US dollar inflation also slowed significantly, dropping to 1% in January from 12.4% in December, after peaking at 14.6% in January 2025.
Analysts attribute the broad-based moderation to a combination of tough monetary conditions, improved supply chain and relative stability in foreign exchange markets.
At 35%, Zimbabwe holds the most restrictive policy rate in Africa, reflecting the authorities’ hawkish stance against inflation.
“This marks a historic moment for Zimbabwe, coming nearly three decades after the country last recorded single-digit inflation in domestic currency,” finance minister Mthuli Ncube said in an emailed statement to Bloomberg.
The January outcome also exceeded industry expectations.
After inflation fell sharply to 32.7% in October from 82.7% in September, the Confederation of Zimbabwe Industries (CZI) had forecast a further 50% decline by the end of the year.
At the time, the group projected inflation would settle in a range of 15% to 20% by December 2025, making the latest figure significantly stronger than anticipated.
Foreign assets surge
The improved inflation profile has been reinforced by a rapid accumulation of foreign assets backing the ZiG.
Finance ministry data show foreign assets supporting the currency rose to $1.2 billion by December, up from $276 million in April 2024, coinciding with the recent bullish gold run.
The unit is currently backed by 2.5 tonnes of gold and $100 million in international reserves, making bullion central to its credibility. With prices remaining elevated, gold production is expected to exceed the record 46.7 tonnes produced in 2025.
As confidence in the currency improves, domestic adoption has also grown.
Following a prolonged period of dollarisation, the ZiG now accounts for almost 40% of daily transactions, up from about 30% in February 2025, according to official estimates.
Oxford Economics notes that the currency has remained broadly stable in official markets, with a parallel-market premium of around 20%. The ZiG traded at 25.6/$1 at the central bank’s official window as of January 26, 2026.

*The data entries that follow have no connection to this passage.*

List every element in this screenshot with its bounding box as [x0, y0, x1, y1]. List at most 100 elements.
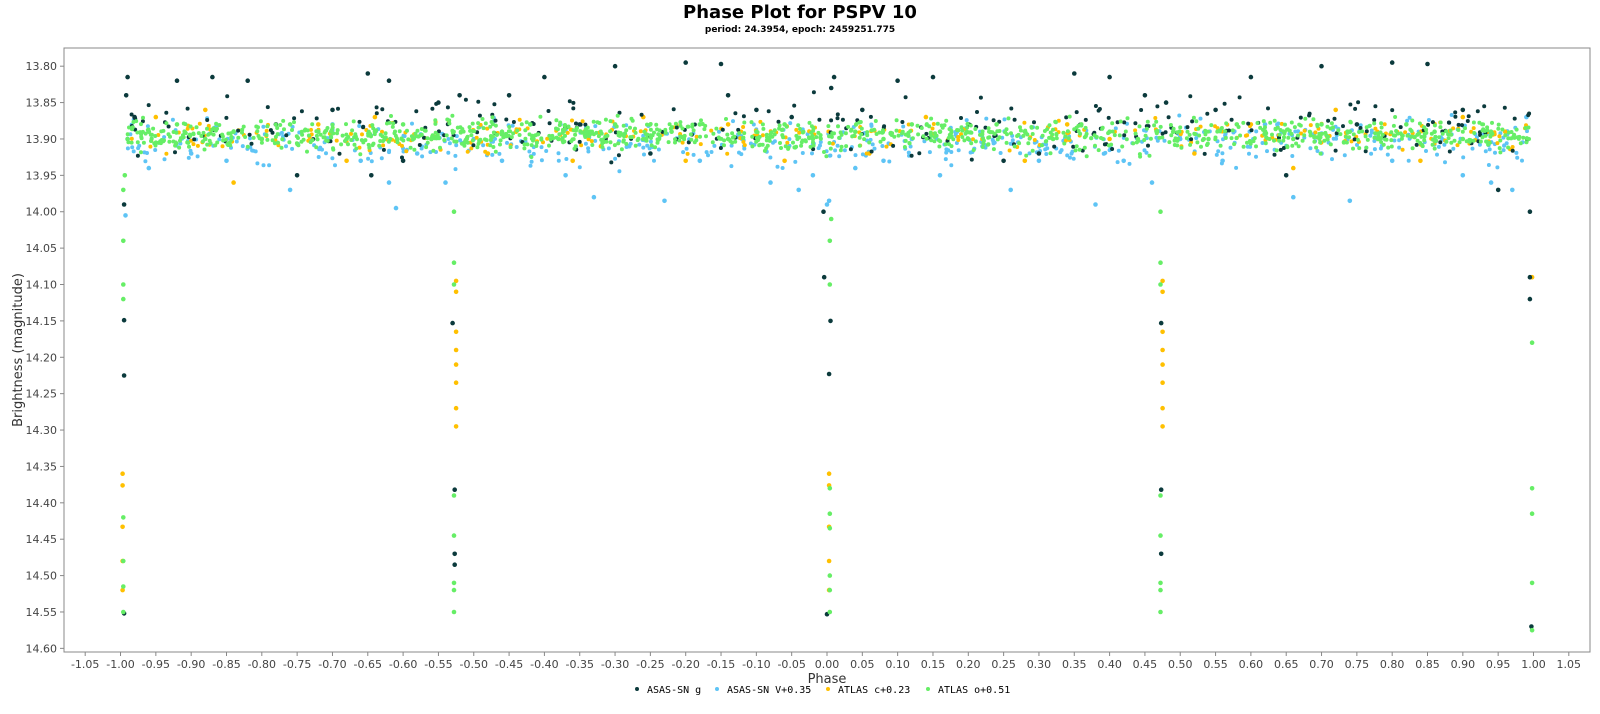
data-point	[444, 133, 449, 138]
data-point	[249, 141, 254, 146]
data-point	[1154, 119, 1159, 124]
data-point	[1389, 138, 1394, 143]
data-point	[123, 213, 128, 218]
data-point	[873, 119, 878, 123]
data-point	[1372, 147, 1377, 152]
data-point	[467, 125, 472, 130]
data-point	[1017, 141, 1022, 146]
data-point	[760, 133, 765, 138]
data-point	[344, 136, 349, 142]
data-point	[149, 139, 153, 143]
data-point	[964, 118, 969, 123]
data-point	[929, 138, 934, 143]
data-point	[1247, 151, 1251, 156]
x-tick-label: 0.95	[1486, 658, 1511, 671]
data-point	[1496, 122, 1501, 127]
data-point	[1453, 114, 1458, 119]
data-point	[608, 140, 613, 145]
data-point	[1481, 127, 1486, 132]
data-point	[1158, 209, 1163, 214]
data-point	[1320, 131, 1324, 136]
data-point	[137, 143, 142, 148]
data-point	[529, 143, 534, 148]
data-point	[546, 109, 551, 113]
data-point	[1448, 128, 1453, 133]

Part of a wider African shift
Zimbabwe’s return to single-digit inflation places it alongside Ghana and Ethiopia.
Africa’s largest gold producer saw inflation fall into single digits at 9.4% in September and has remained below 10% since, supported by strong export earnings and a rebound in the cedi.
Ethiopia followed in December, ending 2025 with inflation at 9.7%, its lowest level in seven years, as tighter monetary policy and external reforms began to stabilise prices.
In all three countries, higher gold prices have strengthened foreign reserves and supported local currencies, helping to anchor inflation expectations.
For Zimbabwe, the latest data offer much-needed relief for households and businesses still recovering from years of elevated price growth and currency volatility. Authorities also hope that the dip would further support the uptake of the local currency.
However, economists caution that the recovery remains fragile. While the disinflation trend points to improving macroeconomic conditions, structural vulnerabilities including lingering exchange-rate distortions continue to pose risks.
The government has pledged to maintain a tight policy stance, vowing to pursue coordinated monetary and fiscal measures to consolidate recent gains and entrench price stability.